Joel wrote, as usual, a thoughtful and witty article on the web, standards, interoperability and the upcoming mother of all flame wars; this is a must-read for everyone concerned with web-related software development (web designers, web programmers, information architects, marketeers…) .

As usual, the idealists are 100% right in principle and, as usual, the pragmatists are right in practice. The flames will continue for years.
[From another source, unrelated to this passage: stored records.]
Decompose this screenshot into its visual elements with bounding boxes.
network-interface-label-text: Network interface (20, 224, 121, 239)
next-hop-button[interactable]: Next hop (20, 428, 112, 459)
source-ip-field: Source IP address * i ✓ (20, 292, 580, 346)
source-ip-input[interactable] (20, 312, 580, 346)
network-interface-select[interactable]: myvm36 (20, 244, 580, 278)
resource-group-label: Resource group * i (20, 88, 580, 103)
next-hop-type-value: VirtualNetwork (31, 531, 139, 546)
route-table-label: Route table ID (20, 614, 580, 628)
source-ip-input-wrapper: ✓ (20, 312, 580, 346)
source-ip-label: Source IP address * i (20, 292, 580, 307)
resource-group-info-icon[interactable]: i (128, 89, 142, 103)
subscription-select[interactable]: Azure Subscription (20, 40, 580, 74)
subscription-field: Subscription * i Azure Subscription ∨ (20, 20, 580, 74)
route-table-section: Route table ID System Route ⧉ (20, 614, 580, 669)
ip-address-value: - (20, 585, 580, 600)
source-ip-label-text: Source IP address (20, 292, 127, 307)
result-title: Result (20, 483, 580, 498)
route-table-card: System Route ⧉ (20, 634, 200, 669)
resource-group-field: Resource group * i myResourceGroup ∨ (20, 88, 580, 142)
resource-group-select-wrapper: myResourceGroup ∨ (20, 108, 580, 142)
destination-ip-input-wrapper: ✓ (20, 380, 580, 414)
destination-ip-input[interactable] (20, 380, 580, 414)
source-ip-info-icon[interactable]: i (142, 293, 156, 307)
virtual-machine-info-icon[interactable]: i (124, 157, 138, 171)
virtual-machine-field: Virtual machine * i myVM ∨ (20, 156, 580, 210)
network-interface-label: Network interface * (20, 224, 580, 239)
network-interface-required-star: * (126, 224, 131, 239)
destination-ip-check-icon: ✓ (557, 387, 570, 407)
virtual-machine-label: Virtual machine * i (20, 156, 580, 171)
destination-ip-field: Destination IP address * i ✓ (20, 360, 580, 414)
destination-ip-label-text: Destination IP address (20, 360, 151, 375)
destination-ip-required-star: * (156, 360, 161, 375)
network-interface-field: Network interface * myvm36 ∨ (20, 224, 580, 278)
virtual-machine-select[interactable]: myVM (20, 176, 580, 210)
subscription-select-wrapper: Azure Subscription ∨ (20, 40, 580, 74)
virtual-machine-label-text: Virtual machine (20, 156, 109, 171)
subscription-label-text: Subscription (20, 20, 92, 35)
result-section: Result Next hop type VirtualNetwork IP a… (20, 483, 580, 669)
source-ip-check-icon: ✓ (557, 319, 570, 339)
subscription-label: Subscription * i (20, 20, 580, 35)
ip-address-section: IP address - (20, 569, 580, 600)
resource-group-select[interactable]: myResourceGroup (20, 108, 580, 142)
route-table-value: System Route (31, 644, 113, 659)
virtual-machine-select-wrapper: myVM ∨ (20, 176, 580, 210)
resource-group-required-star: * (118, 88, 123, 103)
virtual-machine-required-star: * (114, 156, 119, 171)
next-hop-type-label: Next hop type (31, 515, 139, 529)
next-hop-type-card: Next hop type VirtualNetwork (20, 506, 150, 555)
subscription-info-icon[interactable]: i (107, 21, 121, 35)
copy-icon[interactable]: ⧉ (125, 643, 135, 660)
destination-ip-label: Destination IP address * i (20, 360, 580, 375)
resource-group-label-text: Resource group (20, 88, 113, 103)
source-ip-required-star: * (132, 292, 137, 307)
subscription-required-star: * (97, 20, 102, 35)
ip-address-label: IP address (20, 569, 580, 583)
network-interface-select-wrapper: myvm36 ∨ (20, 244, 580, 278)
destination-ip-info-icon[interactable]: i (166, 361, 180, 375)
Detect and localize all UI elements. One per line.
Joel goes into a lengthy explanation, driven by an extra-terrestrial catchy case study, of what are the possible “cardinalities” of “market standards” (One-to-One - all is fine and simple, One-to-Many - yet fine, Sequence-to-Many - a story of pain and backward compatibility, Many-to-Many - you know, PurePain ™), why a standard without a reference implementation it’s not that standard, and why in the long run being conservative in what you do, and being liberal in what you accept from the others potentially ends in deployment issues kicking your conservative yet liberal butt. In the meanwhile you get also acquainted with some real-world compatibility issues between rabbis from different ultra-orthodox communities:

If you’ve ever visited the ultra-orthodox Jewish communities of Jerusalem, all of whom agree in complete and utter adherence to every iota of Jewish law, you will discover that despite general agreement on what constitutes kosher food, that you will not find a rabbi from one ultra-orthodox community who is willing to eat at the home of a rabbi from a different ultra-orthodox community. And the web designers are discovering what the Jews of Mea Shearim have known for decades: just because you all agree to follow one book doesn’t ensure compatibility[…]
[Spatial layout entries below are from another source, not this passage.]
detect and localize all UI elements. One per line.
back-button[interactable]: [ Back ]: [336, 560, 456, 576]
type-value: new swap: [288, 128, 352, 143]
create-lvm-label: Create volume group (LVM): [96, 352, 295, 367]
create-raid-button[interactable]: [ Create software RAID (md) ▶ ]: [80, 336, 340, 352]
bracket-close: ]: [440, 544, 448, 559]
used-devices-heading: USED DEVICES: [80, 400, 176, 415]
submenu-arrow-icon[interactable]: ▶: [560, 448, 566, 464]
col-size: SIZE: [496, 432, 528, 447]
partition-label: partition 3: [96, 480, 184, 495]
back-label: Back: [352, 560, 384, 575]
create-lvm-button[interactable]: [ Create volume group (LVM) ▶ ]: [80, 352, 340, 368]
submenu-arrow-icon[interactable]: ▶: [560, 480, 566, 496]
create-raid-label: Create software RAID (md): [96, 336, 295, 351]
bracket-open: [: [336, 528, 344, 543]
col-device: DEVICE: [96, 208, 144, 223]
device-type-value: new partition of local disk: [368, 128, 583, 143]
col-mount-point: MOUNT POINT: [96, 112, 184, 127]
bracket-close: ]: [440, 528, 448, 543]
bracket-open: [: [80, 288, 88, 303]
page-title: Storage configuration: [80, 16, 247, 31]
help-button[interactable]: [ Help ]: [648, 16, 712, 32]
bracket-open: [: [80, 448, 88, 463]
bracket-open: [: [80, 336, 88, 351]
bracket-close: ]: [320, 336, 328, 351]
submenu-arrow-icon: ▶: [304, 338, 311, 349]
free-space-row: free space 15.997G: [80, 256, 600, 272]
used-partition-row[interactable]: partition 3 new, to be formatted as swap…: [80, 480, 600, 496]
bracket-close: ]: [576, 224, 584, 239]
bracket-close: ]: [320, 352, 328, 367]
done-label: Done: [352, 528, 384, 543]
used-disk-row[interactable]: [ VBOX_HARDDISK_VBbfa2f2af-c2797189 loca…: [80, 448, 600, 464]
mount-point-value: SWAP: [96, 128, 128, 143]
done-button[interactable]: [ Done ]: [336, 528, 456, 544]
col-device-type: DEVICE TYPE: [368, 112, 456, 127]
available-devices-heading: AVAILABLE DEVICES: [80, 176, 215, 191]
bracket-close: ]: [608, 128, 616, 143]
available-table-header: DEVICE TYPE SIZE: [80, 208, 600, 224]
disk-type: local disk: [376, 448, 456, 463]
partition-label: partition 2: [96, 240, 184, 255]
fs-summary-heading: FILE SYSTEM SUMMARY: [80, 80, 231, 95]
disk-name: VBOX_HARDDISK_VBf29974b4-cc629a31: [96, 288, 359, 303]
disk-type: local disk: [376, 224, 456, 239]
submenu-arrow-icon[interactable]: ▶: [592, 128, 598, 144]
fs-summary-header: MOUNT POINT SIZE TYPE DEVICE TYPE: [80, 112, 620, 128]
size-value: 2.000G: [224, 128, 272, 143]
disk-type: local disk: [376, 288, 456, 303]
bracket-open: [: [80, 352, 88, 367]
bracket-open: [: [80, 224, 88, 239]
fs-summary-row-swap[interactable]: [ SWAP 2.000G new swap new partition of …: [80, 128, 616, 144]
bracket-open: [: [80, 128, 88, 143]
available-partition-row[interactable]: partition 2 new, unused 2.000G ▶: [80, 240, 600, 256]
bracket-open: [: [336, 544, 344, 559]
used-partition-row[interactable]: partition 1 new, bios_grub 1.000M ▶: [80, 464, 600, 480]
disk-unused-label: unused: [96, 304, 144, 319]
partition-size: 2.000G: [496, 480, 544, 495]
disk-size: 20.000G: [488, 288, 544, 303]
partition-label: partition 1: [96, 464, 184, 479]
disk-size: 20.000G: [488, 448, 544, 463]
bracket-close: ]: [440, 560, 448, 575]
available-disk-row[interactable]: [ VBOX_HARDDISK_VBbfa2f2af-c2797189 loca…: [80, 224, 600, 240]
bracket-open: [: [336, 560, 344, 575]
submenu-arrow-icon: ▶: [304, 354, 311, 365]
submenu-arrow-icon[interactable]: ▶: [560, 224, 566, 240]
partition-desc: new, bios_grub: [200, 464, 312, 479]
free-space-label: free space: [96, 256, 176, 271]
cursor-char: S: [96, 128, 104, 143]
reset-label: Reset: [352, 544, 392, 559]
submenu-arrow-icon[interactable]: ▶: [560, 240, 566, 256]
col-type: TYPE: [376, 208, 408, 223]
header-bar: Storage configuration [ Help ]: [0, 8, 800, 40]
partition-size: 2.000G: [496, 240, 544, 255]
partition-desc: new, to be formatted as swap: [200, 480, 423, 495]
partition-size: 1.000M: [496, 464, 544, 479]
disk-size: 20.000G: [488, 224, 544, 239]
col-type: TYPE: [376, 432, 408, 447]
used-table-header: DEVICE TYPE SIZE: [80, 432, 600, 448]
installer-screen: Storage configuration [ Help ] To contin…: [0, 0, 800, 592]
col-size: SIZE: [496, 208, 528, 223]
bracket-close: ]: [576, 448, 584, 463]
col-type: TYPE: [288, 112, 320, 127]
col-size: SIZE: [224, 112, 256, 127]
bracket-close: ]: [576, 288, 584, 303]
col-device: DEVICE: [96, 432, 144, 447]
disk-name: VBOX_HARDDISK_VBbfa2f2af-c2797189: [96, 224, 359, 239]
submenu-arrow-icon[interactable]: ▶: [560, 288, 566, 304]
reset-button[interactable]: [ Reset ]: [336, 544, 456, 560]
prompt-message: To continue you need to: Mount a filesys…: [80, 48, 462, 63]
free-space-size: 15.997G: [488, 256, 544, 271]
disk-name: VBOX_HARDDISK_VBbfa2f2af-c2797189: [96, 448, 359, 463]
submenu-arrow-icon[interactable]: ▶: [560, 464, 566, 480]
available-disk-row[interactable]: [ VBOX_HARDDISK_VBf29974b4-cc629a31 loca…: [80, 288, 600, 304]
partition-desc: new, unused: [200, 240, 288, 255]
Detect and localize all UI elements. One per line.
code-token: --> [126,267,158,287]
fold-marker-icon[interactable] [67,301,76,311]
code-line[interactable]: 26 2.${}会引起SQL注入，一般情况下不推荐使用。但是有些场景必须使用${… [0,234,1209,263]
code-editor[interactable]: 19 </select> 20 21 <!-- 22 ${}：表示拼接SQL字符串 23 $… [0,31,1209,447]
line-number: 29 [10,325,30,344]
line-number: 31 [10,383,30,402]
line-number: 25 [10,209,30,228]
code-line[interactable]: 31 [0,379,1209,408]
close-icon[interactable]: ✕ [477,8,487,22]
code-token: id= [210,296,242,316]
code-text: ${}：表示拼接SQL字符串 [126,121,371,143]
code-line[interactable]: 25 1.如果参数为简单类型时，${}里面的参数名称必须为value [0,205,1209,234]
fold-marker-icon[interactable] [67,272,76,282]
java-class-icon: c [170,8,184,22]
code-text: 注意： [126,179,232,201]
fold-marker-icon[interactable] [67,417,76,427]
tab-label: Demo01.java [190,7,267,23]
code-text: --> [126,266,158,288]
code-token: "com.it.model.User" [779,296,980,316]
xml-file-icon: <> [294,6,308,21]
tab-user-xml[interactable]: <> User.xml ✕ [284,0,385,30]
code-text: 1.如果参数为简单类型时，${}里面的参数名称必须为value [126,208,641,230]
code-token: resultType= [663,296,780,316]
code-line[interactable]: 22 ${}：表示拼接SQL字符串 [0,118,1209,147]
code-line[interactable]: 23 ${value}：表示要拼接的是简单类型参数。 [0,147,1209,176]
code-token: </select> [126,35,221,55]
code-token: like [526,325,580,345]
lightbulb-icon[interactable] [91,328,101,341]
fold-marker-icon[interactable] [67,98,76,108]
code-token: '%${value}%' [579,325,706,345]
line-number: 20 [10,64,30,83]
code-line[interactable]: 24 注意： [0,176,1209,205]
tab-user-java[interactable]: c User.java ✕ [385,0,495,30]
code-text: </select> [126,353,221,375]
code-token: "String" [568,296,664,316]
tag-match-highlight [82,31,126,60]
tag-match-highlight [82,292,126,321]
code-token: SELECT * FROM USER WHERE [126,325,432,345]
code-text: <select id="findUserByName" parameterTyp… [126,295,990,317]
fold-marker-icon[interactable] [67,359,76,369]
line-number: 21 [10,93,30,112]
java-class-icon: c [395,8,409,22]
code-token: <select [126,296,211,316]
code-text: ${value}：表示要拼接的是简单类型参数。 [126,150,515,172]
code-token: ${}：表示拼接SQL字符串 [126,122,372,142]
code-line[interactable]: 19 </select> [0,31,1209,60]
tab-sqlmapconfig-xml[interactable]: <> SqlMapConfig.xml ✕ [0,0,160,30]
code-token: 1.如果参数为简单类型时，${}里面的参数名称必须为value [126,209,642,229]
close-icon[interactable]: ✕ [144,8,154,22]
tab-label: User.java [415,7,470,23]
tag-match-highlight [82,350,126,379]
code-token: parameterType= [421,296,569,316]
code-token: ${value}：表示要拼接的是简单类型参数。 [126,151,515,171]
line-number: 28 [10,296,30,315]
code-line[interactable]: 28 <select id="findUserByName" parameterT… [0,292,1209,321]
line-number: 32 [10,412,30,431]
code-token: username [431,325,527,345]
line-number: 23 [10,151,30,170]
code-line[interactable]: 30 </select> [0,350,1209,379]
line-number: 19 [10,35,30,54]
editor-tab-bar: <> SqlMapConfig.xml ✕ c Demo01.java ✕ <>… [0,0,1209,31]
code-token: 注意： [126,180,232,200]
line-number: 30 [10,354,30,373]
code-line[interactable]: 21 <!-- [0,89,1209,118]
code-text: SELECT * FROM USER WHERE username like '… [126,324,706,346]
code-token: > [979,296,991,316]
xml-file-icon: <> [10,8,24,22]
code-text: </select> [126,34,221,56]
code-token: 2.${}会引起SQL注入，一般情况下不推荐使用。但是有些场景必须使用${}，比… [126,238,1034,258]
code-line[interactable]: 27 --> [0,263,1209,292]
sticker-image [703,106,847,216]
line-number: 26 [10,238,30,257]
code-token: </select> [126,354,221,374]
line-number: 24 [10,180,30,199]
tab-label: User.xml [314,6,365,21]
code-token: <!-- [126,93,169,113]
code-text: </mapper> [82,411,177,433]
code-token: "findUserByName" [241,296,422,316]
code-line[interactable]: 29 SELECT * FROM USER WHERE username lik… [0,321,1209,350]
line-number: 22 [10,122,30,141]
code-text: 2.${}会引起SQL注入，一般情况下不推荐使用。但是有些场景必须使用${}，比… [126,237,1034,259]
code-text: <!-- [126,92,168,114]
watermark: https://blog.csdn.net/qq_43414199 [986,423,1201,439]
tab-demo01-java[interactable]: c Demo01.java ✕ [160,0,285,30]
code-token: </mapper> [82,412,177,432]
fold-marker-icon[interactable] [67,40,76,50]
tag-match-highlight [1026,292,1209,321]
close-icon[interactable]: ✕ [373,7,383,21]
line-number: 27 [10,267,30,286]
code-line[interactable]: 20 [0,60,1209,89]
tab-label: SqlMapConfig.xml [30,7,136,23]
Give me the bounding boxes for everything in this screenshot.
As a very brief personal memorandum: Real Standards must have Real Reference Implementations (because “reality siphons off excess complexity1) and although Postel’s Robustness Principle is (imho) still much valuable for the wide spread of the internet/web it has been able to sustain so far, it should be carefully balanced - “in medium stat virtus” - with having very, very strict standards and “components” positively obnoxious about pointing them all out to you; maybe we (as developers/engineers) should resort to some sort of “carrot and stick” principle.
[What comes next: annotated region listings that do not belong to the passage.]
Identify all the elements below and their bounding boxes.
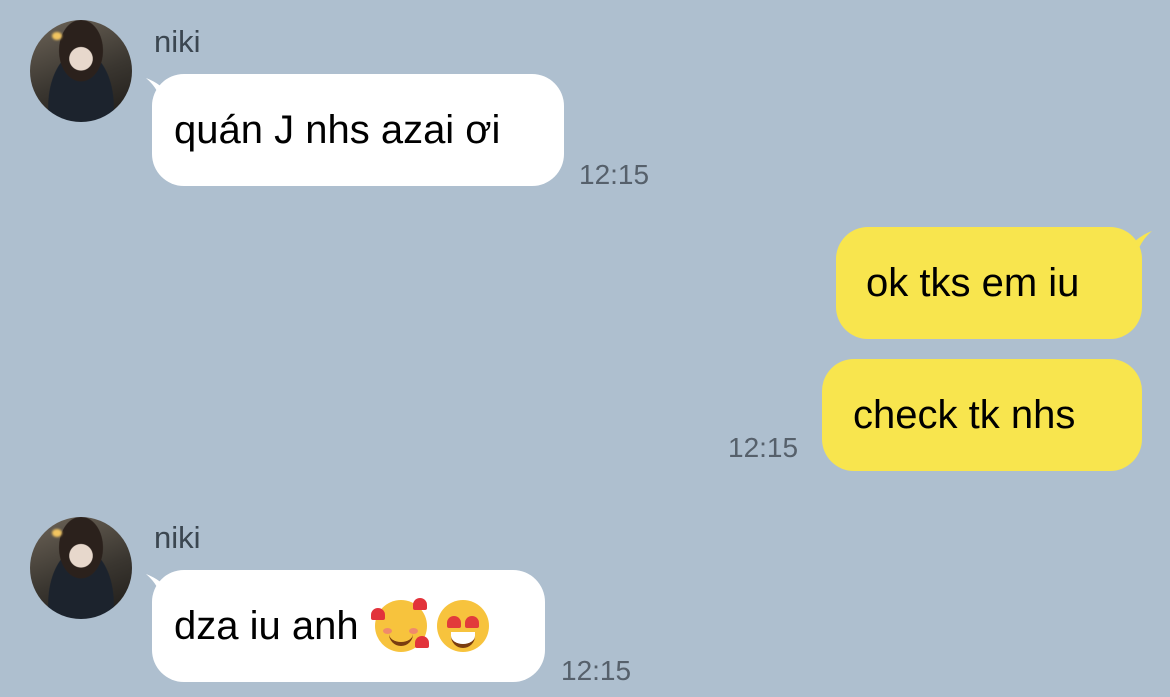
sender-name: niki [154, 24, 201, 59]
message-time: 12:15 [561, 655, 632, 686]
message-bubble[interactable]: check tk nhs [822, 359, 1142, 471]
message-text: dza iu anh [174, 603, 359, 648]
contact-avatar[interactable] [30, 20, 132, 122]
message-bubble[interactable]: dza iu anh [152, 570, 545, 682]
message-bubble[interactable]: ok tks em iu [836, 227, 1142, 339]
smiling-face-with-hearts-icon [370, 598, 429, 652]
sender-name: niki [154, 520, 201, 555]
contact-avatar[interactable] [30, 517, 132, 619]
message-bubble[interactable]: quán J nhs azai ơi [152, 74, 564, 186]
heart-eyes-icon [436, 600, 489, 652]
message-time: 12:15 [579, 159, 650, 190]
message-time: 12:15 [728, 432, 799, 463]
NOTE 1: The full citation from David H. Gelernter’s Mirror Worlds (a wonderful and fascinating book narrating a vision of computing and information of extraordinary elegance - that is by other words a good combination of simplicity and power) is:

“Information structures are, potentially, the most complicated structures known to man. Precisely because software is so easy to build, complexity is a deadly software killer.
The same problem exists for hardware machines, but it lacks comparable significance. Physical reality is the overflow valve that siphons off excess complexity before the whole system blows.[…]”.